Since Mendel’s work established the basis of inheritance in the late 1800s, multiple decades of research characterized monogenic traits across all domains of life. Yet, we still have a fairly limited knowledge on the genotype behind the vast majority of phenotypes. It is now evident that discrete biological functions can rarely be linked to a single gene. Further, these multigenic traits are often interconnected via a sophisticated and robust metabolic and regulatory network, selected by evolution in order to optimally distribute resources. The complexity of these multigenic traits challenges traditional genetic tools, broadly limiting our capability to understand and rewire cellular functions. From a biotechnology, pharmaceutical and microbiology perspective, an architecture that is frequently explored when studying complex phenotypes is metabolic pathways. Fueled by decreasing costs in DNA synthesis, reading and writing, recent advances in synthetic biology are providing the framework for novel technologies that enable facile interrogation and testing of multigenic phenotypes.

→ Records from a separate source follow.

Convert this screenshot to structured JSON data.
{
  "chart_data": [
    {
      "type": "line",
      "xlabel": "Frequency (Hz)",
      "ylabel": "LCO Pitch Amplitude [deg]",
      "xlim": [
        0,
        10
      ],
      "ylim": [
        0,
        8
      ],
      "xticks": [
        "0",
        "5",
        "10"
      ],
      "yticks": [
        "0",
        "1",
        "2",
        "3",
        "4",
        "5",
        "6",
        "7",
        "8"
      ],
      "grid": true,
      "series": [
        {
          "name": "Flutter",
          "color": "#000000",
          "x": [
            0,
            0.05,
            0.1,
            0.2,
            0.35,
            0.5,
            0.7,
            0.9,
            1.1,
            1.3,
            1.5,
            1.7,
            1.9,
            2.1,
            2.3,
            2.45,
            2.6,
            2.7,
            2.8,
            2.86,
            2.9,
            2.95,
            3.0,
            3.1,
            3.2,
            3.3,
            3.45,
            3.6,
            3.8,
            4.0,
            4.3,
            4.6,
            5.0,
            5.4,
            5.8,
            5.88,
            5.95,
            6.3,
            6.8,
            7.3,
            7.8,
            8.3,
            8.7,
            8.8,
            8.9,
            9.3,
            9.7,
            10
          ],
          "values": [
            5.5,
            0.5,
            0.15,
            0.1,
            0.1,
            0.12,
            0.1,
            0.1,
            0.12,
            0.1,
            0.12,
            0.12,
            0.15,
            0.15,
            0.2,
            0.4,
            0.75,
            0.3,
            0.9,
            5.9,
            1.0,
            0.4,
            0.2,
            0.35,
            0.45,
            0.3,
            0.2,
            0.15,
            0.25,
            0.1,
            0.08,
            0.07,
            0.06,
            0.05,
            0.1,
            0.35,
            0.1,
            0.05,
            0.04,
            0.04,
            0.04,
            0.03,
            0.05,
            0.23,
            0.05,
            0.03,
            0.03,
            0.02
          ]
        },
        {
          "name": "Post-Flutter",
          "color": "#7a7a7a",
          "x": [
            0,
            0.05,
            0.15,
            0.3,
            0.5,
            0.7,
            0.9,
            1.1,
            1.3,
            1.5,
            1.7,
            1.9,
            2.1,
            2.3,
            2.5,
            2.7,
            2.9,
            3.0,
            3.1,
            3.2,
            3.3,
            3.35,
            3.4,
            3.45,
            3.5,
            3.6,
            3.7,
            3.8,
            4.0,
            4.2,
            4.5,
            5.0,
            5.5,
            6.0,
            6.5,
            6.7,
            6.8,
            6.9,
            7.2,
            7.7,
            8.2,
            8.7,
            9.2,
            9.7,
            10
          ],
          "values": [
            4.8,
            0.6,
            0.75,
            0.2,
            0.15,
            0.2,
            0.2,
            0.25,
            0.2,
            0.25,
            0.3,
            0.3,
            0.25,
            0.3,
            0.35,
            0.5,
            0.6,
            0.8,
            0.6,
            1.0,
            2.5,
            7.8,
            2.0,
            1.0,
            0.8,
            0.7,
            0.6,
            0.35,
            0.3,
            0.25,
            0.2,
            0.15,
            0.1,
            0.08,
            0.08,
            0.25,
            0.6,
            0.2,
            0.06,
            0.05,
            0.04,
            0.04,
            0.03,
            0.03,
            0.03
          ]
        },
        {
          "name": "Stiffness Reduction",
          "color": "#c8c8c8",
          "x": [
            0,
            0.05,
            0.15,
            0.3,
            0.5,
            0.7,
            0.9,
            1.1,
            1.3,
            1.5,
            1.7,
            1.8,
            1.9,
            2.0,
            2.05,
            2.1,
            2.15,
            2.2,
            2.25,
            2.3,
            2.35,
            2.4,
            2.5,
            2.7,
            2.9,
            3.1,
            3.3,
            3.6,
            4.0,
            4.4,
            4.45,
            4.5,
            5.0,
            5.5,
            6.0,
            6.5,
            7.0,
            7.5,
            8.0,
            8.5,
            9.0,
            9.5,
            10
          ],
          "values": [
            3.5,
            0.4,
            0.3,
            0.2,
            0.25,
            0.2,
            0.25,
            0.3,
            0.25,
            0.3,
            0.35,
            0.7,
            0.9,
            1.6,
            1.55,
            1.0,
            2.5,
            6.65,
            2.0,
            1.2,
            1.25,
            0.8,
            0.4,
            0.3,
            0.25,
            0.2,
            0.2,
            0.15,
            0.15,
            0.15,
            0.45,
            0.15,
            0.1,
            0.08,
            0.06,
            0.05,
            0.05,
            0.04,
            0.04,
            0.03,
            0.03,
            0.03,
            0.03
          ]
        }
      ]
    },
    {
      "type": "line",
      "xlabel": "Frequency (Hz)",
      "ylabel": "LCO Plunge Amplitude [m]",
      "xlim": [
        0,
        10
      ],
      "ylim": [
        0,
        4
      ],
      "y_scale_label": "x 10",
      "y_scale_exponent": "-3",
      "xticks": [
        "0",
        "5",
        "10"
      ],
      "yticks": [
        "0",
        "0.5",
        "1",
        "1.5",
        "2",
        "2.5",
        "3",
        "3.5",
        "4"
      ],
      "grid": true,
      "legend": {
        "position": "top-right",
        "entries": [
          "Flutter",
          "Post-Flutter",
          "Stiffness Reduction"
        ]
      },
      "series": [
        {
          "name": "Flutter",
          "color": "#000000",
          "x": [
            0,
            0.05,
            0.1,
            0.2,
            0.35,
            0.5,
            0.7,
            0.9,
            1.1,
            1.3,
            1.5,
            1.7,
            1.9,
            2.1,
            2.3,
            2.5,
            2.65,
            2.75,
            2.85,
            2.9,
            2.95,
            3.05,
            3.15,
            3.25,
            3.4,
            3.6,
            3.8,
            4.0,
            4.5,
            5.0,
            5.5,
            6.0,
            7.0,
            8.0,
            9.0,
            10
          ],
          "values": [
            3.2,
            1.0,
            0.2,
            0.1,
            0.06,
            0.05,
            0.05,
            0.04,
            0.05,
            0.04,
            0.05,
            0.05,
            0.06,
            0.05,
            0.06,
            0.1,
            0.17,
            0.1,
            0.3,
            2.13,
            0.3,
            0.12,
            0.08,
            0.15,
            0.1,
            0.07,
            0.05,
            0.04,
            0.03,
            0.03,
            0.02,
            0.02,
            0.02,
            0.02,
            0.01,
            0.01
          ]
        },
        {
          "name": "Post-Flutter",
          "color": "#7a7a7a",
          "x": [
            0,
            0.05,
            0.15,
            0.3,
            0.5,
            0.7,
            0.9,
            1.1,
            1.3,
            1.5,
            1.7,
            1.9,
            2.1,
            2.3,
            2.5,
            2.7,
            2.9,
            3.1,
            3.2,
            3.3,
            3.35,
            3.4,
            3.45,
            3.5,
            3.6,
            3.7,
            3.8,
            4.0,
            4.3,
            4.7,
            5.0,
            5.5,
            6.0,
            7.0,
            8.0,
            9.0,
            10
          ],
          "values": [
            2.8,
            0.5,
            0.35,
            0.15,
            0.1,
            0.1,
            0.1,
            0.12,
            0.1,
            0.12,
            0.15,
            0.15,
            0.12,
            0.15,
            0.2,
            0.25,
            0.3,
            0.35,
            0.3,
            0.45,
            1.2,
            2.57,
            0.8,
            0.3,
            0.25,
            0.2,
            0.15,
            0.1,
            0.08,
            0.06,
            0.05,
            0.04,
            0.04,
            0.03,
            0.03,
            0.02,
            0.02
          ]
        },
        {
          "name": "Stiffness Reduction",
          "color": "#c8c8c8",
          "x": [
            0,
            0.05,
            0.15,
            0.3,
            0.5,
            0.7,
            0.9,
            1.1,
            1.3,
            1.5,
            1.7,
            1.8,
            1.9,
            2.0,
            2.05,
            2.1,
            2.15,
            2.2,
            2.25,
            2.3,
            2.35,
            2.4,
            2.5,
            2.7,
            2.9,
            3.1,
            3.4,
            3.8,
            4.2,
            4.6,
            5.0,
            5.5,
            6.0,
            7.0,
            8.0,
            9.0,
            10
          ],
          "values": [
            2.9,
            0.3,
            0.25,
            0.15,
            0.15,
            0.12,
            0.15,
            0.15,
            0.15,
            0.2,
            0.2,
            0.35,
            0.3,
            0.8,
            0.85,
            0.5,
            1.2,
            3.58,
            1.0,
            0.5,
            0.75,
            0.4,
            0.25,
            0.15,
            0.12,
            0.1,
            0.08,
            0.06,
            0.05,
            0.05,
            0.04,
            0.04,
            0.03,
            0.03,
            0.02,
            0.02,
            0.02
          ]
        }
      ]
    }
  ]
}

Therefore, the research described in this dissertation set out to push forward the advances in synthetic biology, developing and demonstrating novel tools to potentially accelerate the study and engineering of phenotypes at the pathway scale. In Chapter I, I review recent advances in synthetic biology that accelerate the study of phenotypes. In Chapter II, I address efforts that require heterologous functions. I demonstrate a new CRISPR-based technology that allows integration of entire metabolic pathways in a single step and at high efficiencies into the Escherichia coli chromosome. In Chapter III, I address efforts that require the investigation and optimization of native biochemical pathways in the context of the native regulatory network. I demonstrate the ability to map genotype-phenotype relationships on the pathway-scale and uncover principles that would be difficult to predict a priori. Finally, I conclude in Chapter IV with an overview of the challenges and future directions of the technologies demonstrated here, discussing future implementations that could further accelerate the study of complex phenotypes.